Translate

Minggu, 22 Desember 2013

Merayakan Hari Ibu, Menguraikan Politik Perempuan Indonesia


 
 
                                      Kedua foto menunjukkan suasana belajar di akar rumput

Merayakan Hari Ibu, Menguraikan Politik Perempuan Indonesia

Oleh Farsijana Adeney-Risakotta

 

Hari ini, sebelum berlalu, tanggal 22 Desember adalah hari Ibu. Saya gelisah dari kemarin untuk menuangkan suara saya yang mengganggu tidur. California tidak seperti Boston, sehingga sesudah semua orang berbaring dibawah selimutnya, heather dimatikan. Saya sudah bangun pagi-pagi tetapi terlalu dingin untuk mulai menulis. Siang ini sesudah selesai menghadiri ibadah minggu advent ke-4 di First Presbyterian Church di Berkeley, saya minta suami membawa saya kembali ke rumah supaya bisa memulai menulis tulisan ini.  Sementara menulis saya harus berhenti untuk bergabung dengan keluarga.  Kegelisahan saya adalah bagaimana saya memaknai hari Ibu tahun ini?

Tahun lalu, pada hari Ibu, saya menyelenggarakan Sarasehan di kantor DPRD untuk menghadirkan wakil rakyat, terutama legislator perempuan, senator dari Yogyakarta yaitu Gusti Kanjen Ratu Hemas, dan masyarakat sipil di Yogyakarta untuk membahas bersama-sama topik “Pemberdayaan masyarakat sipil dan wakil rakyat dalam pemberantasan korupsi”. Tujuan penyelenggaraan kegiatan tersebut adalah mendorong komitmen wakil rakyat untuk membangun forum masyarakat sipil yang secara bersama sehingga bisa mengontrol kerja-kerja legislator dalam penganggaran dan pelaksanaan program yang dilakukan oleh pemerintah.

Tahun ini saya berada di Amerika Serikat sehingga kesempatan sekarang saya ingin membandingkan perayaan hari Ibu di sini dengan yang dilakukan di Indonesia.   Di Amerika Serikat dan negara-negara lain di dunia, perayaan hari Ibu dilakukan pada minggu ke-2 di bulan Mei.  Pada saat itu perempuan-perempuan yang adalah ibu dalam keluarga diberikan kesempatan untuk menerima pelayanan dan penguatan dari anggota keluarganya. Biasanya mereka dibebaskan dari tugas-tugas harian pada hari Ibu.  Di Amerika Serikat, keluarga-keluarga tidak mempunyai pekerja rumah tangga, sehingga pekerjaan domestik dilakukan oleh ibu, bapak dan anak-anak secara bergantian.

 

Sementara perayaan hari ibu di Indonesia terkait dengan perayaan penyelenggaraan Kongres Pertama Perempuan Indonesia yang berlangsung tahun 1928 di Yogyakarta.

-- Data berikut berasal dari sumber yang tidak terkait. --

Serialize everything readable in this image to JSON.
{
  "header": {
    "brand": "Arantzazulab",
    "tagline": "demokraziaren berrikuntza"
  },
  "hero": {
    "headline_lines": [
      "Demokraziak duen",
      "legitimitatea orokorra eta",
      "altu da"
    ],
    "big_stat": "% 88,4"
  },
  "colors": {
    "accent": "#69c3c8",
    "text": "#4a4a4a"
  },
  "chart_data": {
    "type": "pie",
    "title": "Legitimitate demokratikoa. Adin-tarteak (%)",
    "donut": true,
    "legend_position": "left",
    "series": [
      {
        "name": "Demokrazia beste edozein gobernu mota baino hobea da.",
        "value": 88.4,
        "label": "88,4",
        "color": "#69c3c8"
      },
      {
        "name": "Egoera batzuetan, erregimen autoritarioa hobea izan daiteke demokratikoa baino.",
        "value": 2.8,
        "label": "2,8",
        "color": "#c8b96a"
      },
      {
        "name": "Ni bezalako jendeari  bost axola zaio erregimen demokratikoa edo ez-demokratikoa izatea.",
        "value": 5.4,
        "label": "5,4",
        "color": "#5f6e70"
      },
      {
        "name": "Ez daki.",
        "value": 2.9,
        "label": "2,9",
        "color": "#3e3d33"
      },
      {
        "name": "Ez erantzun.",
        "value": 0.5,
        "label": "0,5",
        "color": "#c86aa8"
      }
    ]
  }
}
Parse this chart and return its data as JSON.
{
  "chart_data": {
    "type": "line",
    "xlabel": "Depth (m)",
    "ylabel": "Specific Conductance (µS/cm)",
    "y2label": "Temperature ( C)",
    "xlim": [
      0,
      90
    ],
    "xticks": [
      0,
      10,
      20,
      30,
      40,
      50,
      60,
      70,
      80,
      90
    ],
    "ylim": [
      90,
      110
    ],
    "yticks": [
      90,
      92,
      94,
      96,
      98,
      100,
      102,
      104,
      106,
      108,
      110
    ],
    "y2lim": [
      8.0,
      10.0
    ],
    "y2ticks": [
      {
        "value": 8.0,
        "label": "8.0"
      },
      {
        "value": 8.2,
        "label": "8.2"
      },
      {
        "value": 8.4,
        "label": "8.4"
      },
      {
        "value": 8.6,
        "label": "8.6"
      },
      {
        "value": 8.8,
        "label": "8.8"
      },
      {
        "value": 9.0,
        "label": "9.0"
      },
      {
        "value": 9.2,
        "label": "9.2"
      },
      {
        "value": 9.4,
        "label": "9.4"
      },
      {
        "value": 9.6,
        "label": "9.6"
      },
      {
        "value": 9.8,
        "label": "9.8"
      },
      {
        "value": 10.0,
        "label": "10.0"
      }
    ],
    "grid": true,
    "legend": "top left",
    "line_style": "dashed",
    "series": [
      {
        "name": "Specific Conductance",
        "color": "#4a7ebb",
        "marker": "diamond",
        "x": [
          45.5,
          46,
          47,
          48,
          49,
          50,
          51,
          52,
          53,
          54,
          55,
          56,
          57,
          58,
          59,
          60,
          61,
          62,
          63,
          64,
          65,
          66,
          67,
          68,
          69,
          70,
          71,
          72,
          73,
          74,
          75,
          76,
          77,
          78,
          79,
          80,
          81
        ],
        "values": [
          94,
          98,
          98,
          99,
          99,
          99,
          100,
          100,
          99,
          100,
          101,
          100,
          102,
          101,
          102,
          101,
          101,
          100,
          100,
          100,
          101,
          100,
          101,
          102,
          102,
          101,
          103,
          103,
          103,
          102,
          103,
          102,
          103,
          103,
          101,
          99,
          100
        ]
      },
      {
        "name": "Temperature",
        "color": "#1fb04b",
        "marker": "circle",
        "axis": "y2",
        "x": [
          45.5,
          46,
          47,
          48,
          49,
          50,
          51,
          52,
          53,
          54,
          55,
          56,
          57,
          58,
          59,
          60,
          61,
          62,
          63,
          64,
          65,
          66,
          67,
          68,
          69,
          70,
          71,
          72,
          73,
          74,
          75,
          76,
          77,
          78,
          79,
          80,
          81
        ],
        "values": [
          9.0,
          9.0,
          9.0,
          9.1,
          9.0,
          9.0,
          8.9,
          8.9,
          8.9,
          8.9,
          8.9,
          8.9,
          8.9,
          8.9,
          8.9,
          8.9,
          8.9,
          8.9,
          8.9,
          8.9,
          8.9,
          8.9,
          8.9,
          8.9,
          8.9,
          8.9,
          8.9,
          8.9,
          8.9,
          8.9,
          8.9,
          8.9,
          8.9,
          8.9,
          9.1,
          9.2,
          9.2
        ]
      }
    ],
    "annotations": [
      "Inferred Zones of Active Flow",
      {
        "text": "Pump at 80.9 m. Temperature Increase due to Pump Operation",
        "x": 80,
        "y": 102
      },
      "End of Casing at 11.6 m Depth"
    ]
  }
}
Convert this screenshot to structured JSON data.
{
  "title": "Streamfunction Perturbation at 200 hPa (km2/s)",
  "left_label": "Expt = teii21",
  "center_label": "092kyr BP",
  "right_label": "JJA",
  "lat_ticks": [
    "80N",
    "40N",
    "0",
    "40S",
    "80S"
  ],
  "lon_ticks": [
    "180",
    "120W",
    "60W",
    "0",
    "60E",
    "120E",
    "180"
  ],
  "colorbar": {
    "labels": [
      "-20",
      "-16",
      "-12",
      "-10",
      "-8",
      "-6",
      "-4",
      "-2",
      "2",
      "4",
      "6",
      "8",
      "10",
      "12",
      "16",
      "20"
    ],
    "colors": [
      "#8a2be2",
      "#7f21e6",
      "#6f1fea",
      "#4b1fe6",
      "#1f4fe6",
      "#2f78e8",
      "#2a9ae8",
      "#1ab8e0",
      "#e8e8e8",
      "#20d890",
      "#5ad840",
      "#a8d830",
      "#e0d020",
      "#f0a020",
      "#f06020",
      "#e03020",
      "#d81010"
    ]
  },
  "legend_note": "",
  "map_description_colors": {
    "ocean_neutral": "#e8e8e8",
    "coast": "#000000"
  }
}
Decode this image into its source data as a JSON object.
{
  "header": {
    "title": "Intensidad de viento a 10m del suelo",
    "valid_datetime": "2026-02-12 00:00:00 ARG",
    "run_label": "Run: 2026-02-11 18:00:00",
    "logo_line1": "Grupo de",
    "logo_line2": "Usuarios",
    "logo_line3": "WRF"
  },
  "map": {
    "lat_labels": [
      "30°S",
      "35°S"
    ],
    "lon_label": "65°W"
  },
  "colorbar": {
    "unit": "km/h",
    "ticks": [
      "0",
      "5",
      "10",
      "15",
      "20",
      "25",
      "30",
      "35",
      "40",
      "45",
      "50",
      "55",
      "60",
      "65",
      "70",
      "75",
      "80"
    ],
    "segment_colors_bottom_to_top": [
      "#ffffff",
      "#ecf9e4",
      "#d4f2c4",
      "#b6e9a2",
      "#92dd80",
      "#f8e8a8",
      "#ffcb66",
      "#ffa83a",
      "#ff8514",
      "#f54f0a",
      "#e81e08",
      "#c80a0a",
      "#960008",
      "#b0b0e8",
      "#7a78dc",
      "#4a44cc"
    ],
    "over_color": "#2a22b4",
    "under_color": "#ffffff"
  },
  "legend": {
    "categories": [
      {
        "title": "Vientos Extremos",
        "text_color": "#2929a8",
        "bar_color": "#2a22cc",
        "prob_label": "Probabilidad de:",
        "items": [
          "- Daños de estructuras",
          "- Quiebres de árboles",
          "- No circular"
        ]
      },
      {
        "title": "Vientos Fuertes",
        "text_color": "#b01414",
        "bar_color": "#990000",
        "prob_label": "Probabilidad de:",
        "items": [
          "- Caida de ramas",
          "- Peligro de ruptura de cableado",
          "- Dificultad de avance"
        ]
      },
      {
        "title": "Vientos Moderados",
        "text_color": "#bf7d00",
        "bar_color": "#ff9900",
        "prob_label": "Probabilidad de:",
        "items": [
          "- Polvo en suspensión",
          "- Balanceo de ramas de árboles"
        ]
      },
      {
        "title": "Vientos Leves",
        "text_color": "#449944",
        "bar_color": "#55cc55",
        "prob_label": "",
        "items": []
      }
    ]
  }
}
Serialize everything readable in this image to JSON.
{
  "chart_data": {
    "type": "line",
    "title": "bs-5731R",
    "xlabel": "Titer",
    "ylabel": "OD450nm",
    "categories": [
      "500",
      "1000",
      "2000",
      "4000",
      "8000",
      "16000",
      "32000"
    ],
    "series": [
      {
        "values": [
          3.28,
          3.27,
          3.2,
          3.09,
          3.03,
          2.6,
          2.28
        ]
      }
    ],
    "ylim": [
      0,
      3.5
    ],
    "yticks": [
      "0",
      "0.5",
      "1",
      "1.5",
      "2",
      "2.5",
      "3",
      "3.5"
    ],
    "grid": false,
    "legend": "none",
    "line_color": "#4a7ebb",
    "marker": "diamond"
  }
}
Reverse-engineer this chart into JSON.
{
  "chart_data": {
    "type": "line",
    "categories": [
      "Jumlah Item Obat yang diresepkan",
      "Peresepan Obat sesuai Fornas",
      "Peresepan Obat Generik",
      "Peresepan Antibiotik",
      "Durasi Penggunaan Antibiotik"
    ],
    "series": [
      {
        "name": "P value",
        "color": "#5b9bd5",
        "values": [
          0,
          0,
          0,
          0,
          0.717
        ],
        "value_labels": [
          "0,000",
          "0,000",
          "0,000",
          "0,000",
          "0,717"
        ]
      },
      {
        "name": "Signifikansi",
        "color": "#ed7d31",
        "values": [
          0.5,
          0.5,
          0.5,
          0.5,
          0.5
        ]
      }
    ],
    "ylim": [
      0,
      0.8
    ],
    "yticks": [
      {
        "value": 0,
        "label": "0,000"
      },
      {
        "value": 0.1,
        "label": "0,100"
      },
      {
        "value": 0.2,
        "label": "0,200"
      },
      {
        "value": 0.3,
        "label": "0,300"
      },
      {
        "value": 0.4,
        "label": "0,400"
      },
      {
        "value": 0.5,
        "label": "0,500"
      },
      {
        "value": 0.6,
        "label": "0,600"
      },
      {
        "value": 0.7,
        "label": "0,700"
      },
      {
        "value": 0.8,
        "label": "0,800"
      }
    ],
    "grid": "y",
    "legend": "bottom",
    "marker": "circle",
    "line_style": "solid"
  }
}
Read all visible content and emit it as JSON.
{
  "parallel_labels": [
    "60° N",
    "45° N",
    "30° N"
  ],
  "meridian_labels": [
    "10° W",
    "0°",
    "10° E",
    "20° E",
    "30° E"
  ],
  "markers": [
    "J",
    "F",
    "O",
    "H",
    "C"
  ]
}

Tahun 1928 adalah tahun yang penting bagi orang-orang Indonesia yang pada saat itu sedang dijajah oleh Belanda. Pemuda-pemuda yang berasal dari daerah-daerah melakukan Kongres Pemuda dan menaikan ikrar yang terkenal yang disebut Sumpah Pemuda pada tanggal 28 Oktober 1928, isinya

Kami putra dan putri Indonesia, mengaku bertumpah darah jang satu, tanah Indonesia.

Kami putra dan putri Indonesia mengaku berbangsa jang satu, bangsa Indonesia.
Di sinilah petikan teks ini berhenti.